Кокрен сопротивлялся, но Амадор держал крепко. Он сказал, что надо очень тщательно все спланировать, иначе ни женщина, ни сам Амадор, как сообщник, не покинут страну живыми. Им надо было разобраться с Тиби, иначе их в конце концов выследят и убьют. Теперь, когда стало известно про монахиню, найти Мирейю – плевое дело, гораздо сложнее найти ее и остаться в живых. Амадор повел его по коридору на кухню, где налил обоим выпить и велел матери сварить крепкого кофе. Он позвал племянника и велел ему дать Кокрену смену одежды и не оставлять мать одну. Чистя разложенное на столе оружие, Амадор еще раз проговорил план. Он сложил в холщовый мешок ветчину, хлеб и пиво.

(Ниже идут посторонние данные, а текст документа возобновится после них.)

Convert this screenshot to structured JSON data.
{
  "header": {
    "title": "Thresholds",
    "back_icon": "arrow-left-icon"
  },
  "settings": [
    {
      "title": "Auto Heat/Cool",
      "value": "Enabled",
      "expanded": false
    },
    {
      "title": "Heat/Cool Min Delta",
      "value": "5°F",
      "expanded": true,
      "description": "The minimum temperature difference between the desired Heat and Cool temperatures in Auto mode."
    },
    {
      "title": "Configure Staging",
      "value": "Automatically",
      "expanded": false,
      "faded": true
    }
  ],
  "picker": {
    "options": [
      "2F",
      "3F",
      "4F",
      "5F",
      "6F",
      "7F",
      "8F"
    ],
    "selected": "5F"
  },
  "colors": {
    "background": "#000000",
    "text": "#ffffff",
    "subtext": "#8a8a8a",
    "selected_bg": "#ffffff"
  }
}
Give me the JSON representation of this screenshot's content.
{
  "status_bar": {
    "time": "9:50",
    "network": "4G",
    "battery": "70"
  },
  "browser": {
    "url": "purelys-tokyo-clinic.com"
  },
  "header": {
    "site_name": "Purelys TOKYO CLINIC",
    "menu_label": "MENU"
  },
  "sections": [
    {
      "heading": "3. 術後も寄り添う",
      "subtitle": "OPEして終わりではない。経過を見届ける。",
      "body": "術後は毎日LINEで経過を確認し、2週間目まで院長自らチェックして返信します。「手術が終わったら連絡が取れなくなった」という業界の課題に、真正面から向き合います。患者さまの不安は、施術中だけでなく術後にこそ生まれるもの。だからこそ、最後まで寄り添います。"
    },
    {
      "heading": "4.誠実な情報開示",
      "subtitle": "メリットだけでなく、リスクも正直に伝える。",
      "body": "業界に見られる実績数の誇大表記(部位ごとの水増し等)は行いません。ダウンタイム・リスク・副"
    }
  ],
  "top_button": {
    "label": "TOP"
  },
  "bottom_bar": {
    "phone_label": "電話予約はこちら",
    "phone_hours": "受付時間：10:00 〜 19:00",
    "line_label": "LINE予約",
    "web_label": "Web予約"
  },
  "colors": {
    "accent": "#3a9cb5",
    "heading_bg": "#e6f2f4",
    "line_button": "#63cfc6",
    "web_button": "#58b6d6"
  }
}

В горах под Тепеуанесом Тиби только что велел отправить самолет в Мехико за модным доктором, который был у него в долгу на огромную сумму – карточный проигрыш. Тиби уже тошнило от собственной мести до такой степени, что он собирался переехать в верхний этаж своей гостиницы в Косумеле. Три дня он вынашивал план поехать в Дюранго и пристрелить Кокрена, но потом передумал. Он устал от любви и смерти и хотел только одну определенную девушку из племени майя, которую знал в Вальядолиде. Она была учительницей и вполне годилась в качестве спутницы для поездки в Париж, когда в Косумеле испортится погода. Теперь он хотел, чтобы Мирейя осталась жива, иначе он попадет в ад или, по крайней мере, так и будет жить в аду. Говоря с подручным, он серьезно обдумывал, не пристрелить ли его, чтобы этот психопат больше никому не мог повредить. Он знал, что приступ благородства может пройти, если он опять напьется, поэтому воздержался от выпивки, отправился на охоту и вернулся, только когда стемнело. Он поджарил куропаток в камине, как делал в молодости. И съел их руками, присев перед камином на корточки.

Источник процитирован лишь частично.